Question

How do you integrate \[\dfrac{\ln \left( \ln x \right)}{x}dx\]?

Answer 1

Hint: From the question given, we have been asked to integrate \[\dfrac{\ln \left( \ln x \right)}{x}dx\].We can solve the given question by using the basic formulae of integration. By using the basic formulae of integration, we can solve the given question very easily. We have to use the basic formula of integration that is integration by parts formula to solve the given question. Integration by parts formula is given as: \[\int{udv=uv-\int{vdu}}\]

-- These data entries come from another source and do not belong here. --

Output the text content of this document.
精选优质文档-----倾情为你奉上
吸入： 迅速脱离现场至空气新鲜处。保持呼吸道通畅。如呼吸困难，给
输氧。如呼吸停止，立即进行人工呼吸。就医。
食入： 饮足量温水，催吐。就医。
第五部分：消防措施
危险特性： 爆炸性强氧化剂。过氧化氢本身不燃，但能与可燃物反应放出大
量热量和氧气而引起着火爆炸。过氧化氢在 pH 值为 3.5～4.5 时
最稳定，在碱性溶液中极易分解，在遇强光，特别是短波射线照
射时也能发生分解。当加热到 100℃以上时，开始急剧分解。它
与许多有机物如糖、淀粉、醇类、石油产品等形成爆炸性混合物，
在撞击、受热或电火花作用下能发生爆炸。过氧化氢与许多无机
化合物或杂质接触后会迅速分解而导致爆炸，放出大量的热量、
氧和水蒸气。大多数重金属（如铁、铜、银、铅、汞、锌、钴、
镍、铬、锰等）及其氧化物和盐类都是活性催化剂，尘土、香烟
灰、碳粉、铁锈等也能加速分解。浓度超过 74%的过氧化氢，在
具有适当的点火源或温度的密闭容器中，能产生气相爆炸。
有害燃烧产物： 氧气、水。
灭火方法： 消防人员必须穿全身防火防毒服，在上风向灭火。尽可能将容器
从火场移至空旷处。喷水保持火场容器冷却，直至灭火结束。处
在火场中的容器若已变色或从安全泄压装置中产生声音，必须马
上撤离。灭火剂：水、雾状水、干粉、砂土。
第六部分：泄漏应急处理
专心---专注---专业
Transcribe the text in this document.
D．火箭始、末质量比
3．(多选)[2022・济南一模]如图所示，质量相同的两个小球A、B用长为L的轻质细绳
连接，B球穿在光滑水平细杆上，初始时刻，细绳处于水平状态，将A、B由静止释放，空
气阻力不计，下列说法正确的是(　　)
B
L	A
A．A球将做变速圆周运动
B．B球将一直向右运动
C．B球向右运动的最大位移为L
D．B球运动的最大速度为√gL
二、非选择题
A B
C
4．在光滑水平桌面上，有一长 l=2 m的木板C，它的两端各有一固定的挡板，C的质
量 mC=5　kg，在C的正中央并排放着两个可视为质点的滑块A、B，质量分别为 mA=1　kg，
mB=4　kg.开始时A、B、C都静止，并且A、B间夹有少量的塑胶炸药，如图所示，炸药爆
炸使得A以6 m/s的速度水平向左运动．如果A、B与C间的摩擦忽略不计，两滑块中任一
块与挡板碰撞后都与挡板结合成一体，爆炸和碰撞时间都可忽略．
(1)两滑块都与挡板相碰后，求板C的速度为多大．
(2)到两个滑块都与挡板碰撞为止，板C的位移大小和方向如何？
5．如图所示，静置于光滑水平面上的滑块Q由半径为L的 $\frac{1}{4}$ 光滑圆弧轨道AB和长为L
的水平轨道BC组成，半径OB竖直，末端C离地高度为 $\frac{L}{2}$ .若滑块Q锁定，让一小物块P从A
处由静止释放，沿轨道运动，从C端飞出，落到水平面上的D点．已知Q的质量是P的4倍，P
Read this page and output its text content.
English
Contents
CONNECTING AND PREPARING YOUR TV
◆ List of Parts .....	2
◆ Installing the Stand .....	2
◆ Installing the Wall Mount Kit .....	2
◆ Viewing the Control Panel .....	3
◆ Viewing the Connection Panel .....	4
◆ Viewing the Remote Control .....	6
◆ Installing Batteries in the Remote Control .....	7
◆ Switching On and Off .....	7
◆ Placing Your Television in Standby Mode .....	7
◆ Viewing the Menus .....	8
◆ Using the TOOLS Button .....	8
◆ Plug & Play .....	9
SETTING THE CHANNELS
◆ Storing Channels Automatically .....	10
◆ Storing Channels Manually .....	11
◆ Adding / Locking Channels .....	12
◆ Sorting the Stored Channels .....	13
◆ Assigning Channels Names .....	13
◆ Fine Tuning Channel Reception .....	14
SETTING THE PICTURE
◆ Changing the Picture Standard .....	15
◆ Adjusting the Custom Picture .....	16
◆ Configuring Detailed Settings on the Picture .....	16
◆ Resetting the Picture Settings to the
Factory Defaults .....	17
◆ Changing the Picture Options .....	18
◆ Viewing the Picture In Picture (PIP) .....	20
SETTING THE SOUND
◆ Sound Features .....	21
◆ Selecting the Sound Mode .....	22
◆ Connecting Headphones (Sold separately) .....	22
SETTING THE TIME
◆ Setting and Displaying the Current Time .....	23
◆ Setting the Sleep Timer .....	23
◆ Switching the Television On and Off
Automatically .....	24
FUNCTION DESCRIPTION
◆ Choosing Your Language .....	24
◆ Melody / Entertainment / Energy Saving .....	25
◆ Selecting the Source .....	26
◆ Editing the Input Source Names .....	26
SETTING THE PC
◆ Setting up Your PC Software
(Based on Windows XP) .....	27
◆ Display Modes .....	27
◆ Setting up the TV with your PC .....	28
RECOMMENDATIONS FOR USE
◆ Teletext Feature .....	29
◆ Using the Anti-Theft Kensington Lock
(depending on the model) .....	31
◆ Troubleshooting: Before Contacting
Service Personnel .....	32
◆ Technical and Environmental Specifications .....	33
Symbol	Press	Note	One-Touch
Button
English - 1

Complete step by step answer:
From the question, we have been given that \[\dfrac{\ln \left( \ln x \right)}{x}dx\]
First of all, let us assume that \[z=\ln x\]
Then, by differentiating it, we get \[\Rightarrow dz=\dfrac{dx}{x}\]
Now, we can write the given question as \[\Rightarrow \int{\dfrac{\ln \left( \ln x \right)}{x}dx=\int{\ln zdz}}\]
Integration by parts formula is given as: \[\int{udv=uv-\int{vdu}}\]
Now, we have to use the integration by parts formula to the above obtained equation to get the final solution for the given question.
By comparing the terms, we get \[\Rightarrow u=\ln z,v=z\]
Therefore \[\Rightarrow \int{\ln zdz}=\ln z\times z-\int{z\dfrac{dz}{z}}\]
Simplify further to get the final answer \[\Rightarrow \int{\ln zdz}=z\ln z-z\]
Hence, \[\Rightarrow \int{\dfrac{\ln \left( \ln x \right)}{x}dx=\ln x\ln \left( \ln x \right)-\ln x+c}\]
Hence, we got the final answer for the given question.

Note:
We should be well known about the basic formulae of integration and also we should be well aware of the applying the basic formulae of integration. Also, we should be well known about the usage of the basic formulae for the given question. Also, we should be very careful while doing the calculation part as integral calculations are somewhat difficult to do. Also, we should be very careful while applying the integration by parts formula. Sometimes it will be helpful to remember the answers of questions of this type as formulae because they will help us in further complex calculations.